March 30 was “World Bipolar Day,” when those of us, like myself, reflect on what this condition means.
Wearing my mask as I walked around the block early this morning -- “Caw! Caw!” went the crows -- I remembered all the incarnations I went through since I was first locked up at Norristown State Hospital for the worst three days of my life.
It is important to realize that things change. An open mind is much needed. Back then in 1984, I was told “Stay on your medication and never go off.”
Staying on lithium would ruin my kidneys and I would get a transplant courtesy of my daughter, the writer Sarah Lynn Deming.
Many people partner with their psychiatrists and psychotherapists to keep this treatable condition well-managed.
This is very important.
Working with my then-psychiatrist -- who is now retired -- I attended Hahnemann University to get a master’s degree.
New Directions Support Group has been the largest and most helpful support group in the Greater Philadelphia Area.
Every single individual gets individual attention.
We know that mood swings -- from uncontrollable “highs” to uncontrollable “lows” that bring on suicidal feelings must be attended to.
While we can’t save everybody, we do try.
Since we cannot attend live evening meetings at Abington Presbyterian Church or Daytime Meetings at the Willow Grove Giant Supermarket, we Zoom several times a month.
We have a “Call Team” if someone is thinking about taking his or her own life.
Music, believe it or not, has saved people’s lives.
“Hip-Hop Saved my Life” is a viral video from Lupe Fiasco’s album, “The Cool.”
It’s also common knowledge that the ageless Bruce Springsteen suffered from depression, as described in his 2016 autobiography “Born to Run."
And, yes, indeed, he ran into some trouble when police found him driving under the influence. Addiction to drugs is common among people with mood swings.
Here are a few common-sense ideas to help you cope:
Exercise, which helps both your body and mind.
Eat nutritious foods and minimize junk food. As Mark Hyman, MD, says on his PBS program, “The most important tool you have to change your life is your fork.”
Stay connected with other people, difficult to do during the pandemic.
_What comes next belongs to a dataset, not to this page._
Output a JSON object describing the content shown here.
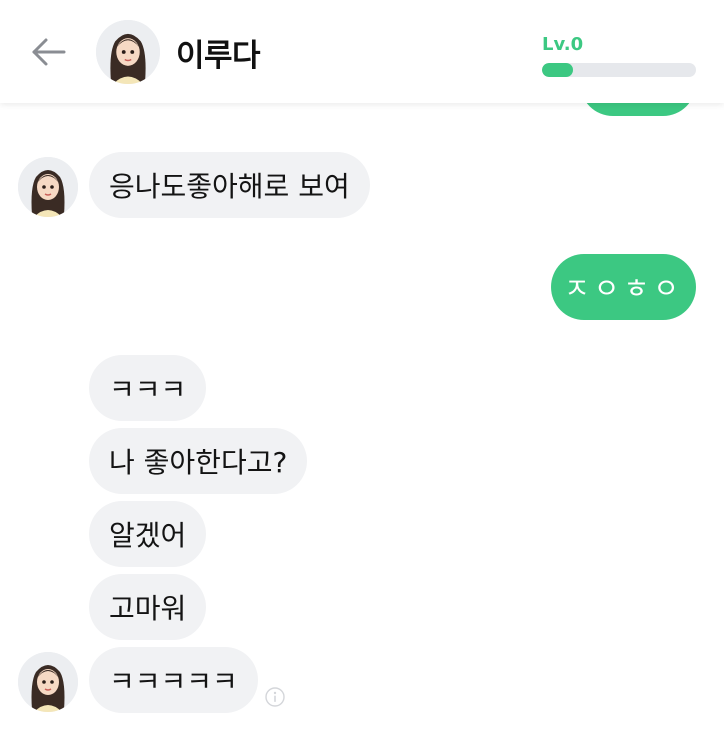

We are “herd animals” and when we miss our herd, depression or drug-taking may happen. Monitor yourself and call a good friend to discuss.
While the telephone cannot compare with visiting someone, it is the next best thing.
Just do it!
Learn new skills during the pandemic. My friend, Scott, taught himself to make quiche with asparagus and cheese.
Redecorate your house. Use a Dumpster and get rid of everything you do not need. I have created a quiet Reading Room, where I listen to music and read from the library books I check out from the Upper Moreland Library.
Satisfy your curiosity. My mother died at age 97. I wrote our family doctor and asked him if she had been in any pain. He honestly answered me, “No, the morphine she was given, lifted her spirits.”
Help others. Every day I call my elderly friends -- Freda and Bernie who moved into a retirement community -- and check on them. Ten years has made quite a difference in their lives, which reminds all of us -- Have you prepared your wills? You must let your family members know where it is.
In this spring season, bring daffodils to your neighbors. Nothing is as cheerful as a flower. It is like a huge smile.